The Na+-K+ pump has been shown to control and set the intrinsic activity mode of cerebellar Purkinje neurons. This suggests that the pump might not simply be a homeostatic, “housekeeping” molecule for ionic gradients; but could be a computation element in the cerebellum and the brain. Indeed, a mutation in the Na+-K+ pump causes rapid onset dystonia parkinsonism, which has symptoms to indicate that it is a pathology of cerebellar computation. Furthermore, an ouabain block of Na+-K+ pumps in the cerebellum of a live mouse results in it displaying ataxia and dystonia.



  • The pump, while binding ATP, binds 3 intracellular Na+ ions.
  • ATP is hydrolyzed, leading to phosphorylation of the pump at a highly conserved aspartate residue and subsequent release of ADP.
  • A conformational change in the pump exposes the Na+ ions to the outside. The phosphorylated form of the pump has a low affinity for Na+ ions, so they are released.

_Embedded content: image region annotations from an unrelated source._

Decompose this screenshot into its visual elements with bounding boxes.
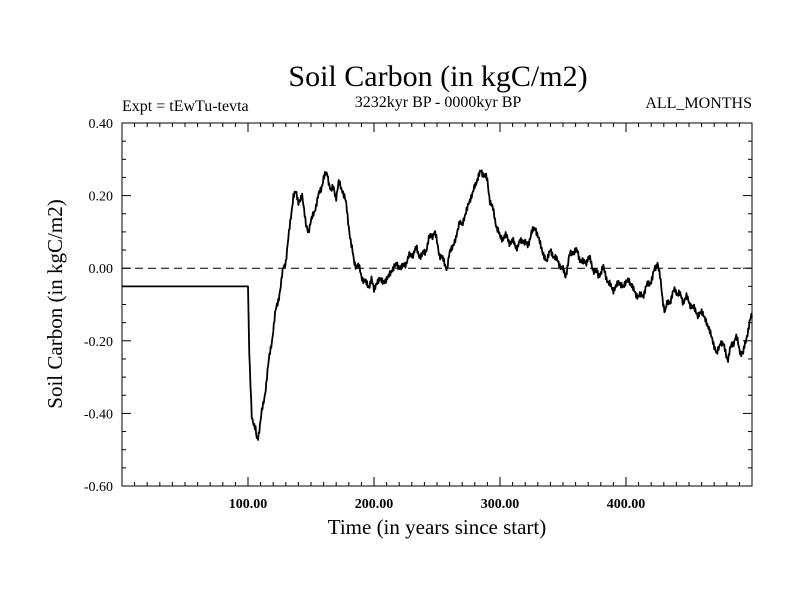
y-tick-label: -0.40 bbox=[84, 407, 113, 422]
y-tick-label: -0.60 bbox=[84, 480, 113, 495]
y-tick-label: 0.40 bbox=[89, 117, 114, 132]
months-label: ALL_MONTHS bbox=[645, 95, 752, 112]
x-tick-label: 300.00 bbox=[481, 497, 520, 512]
time-range-label: 3232kyr BP - 0000kyr BP bbox=[355, 94, 522, 111]
y-axis-label: Soil Carbon (in kgC/m2) bbox=[43, 199, 67, 408]
y-axis: -0.60 -0.40 -0.20 0.00 0.20 0.40 bbox=[84, 117, 752, 495]
y-tick-label: 0.00 bbox=[89, 262, 114, 277]
plot-frame bbox=[121, 122, 753, 487]
x-tick-label: 100.00 bbox=[229, 497, 268, 512]
x-axis-label: Time (in years since start) bbox=[328, 515, 547, 539]
x-tick-label: 400.00 bbox=[607, 497, 646, 512]
x-axis: 100.00 200.00 300.00 400.00 bbox=[121, 123, 753, 512]
y-tick-label: -0.20 bbox=[84, 335, 113, 350]
series-line-soil-carbon bbox=[121, 169, 753, 441]
chart-title: Soil Carbon (in kgC/m2) bbox=[288, 60, 587, 93]
x-tick-label: 200.00 bbox=[355, 497, 394, 512]
series-layer bbox=[121, 169, 753, 441]
y-tick-label: 0.20 bbox=[89, 190, 114, 205]
experiment-label: Expt = tEwTu-tevta bbox=[122, 98, 249, 115]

  • The pump binds 2 extracellular K+ ions. This causes the dephosphorylation of the pump, reverting it to its previous conformational state, transporting theK+ ions into the cell.
  • The unphosphorylated form of the pump has a higher affinity for Na+ ions than K+ ions, so the two bound K+ ions are released. ATP binds, and the process starts again.

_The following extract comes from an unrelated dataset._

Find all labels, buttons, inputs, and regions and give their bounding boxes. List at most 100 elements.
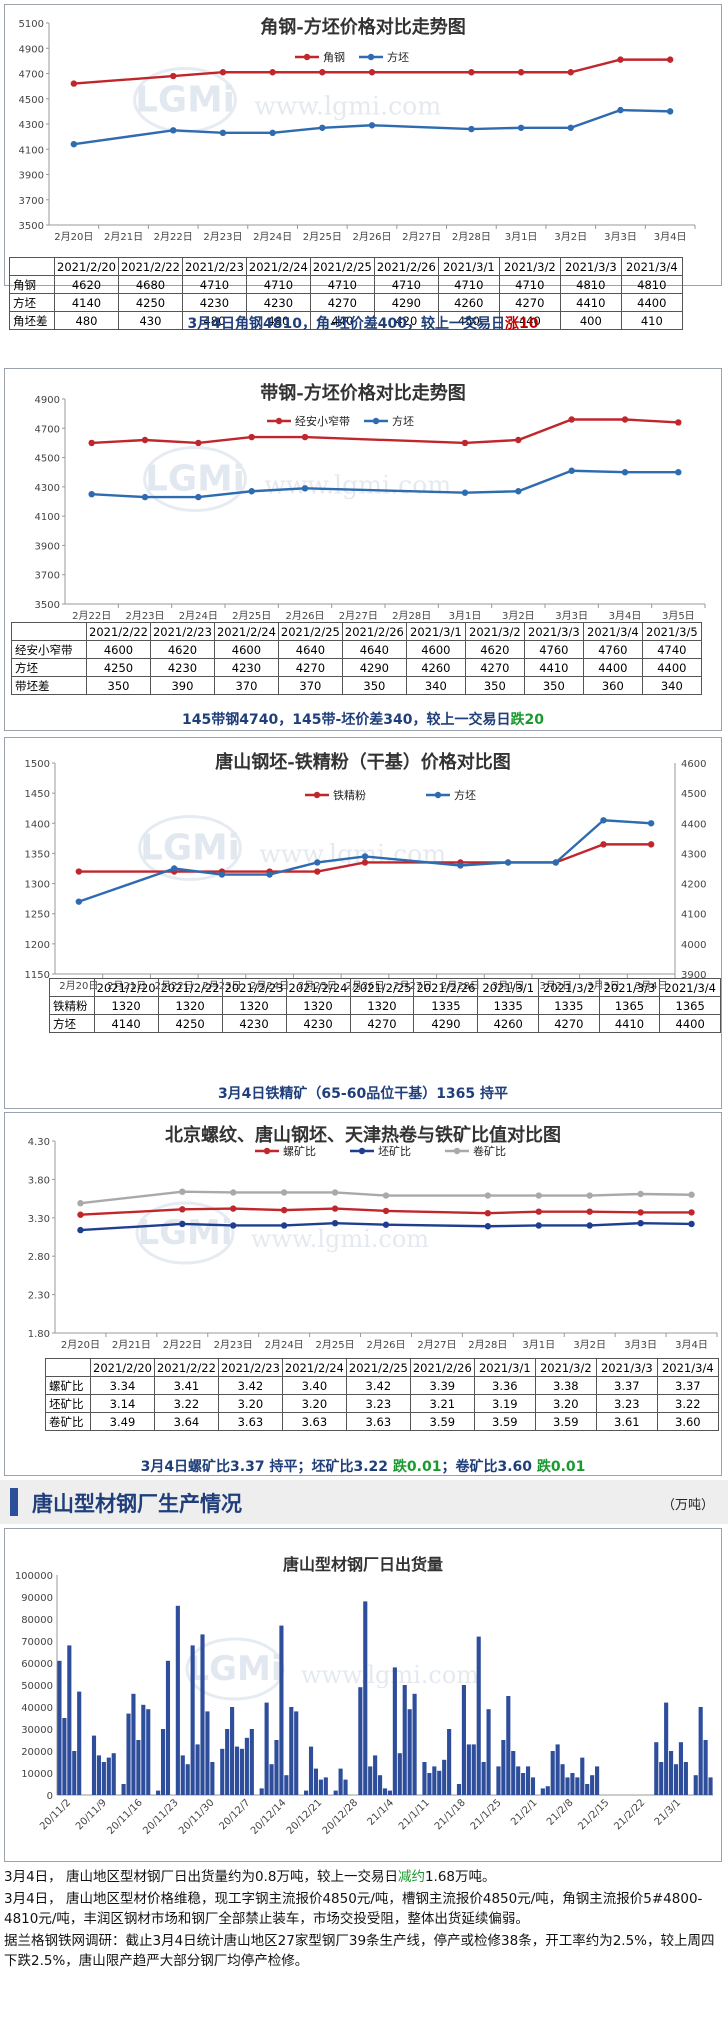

The Na+/K+-ATPase is upregulated by cAMP. Thus, substances causing an increase in cAMP upregulate the Na+/K+-ATPase. These include the ligands of the Gs-coupled GPCRs. In contrast, substances causing a decrease in cAMP downregulate the Na+/K+-ATPase. These include the ligands of the Gi-coupled GPCRs.


The Na+-K+-ATPase can be pharmacologically modified by administrating drugs exogenously. For instance, Na+-K+-ATPase found in the membrane of heart cells is an important target of cardiac glycosides (for example digoxin and ouabain), inotropic drugs used to improve heart performance by increasing its force of contraction. Contraction of any muscle is dependent on a 100- to 10,000-times-higher-than-resting intracellular Ca2+ concentration, which, as soon as it is put back again on its normal level by a carrier enzyme in the plasma membrane, and a calcium pump in sarcoplasmic reticulum, muscle relaxes. Since this carrier enzyme (Na+-Ca2+ translocator) uses the Na gradient generated by the Na+-K+ pump to remove Ca2+ from the intracellular space, slowing down the Na+-K+ pump results in a permanently elevated Ca2+ level in the muscle, which may be the mechanism of the long-term inotropic effect of cardiac glycosides such as digoxin.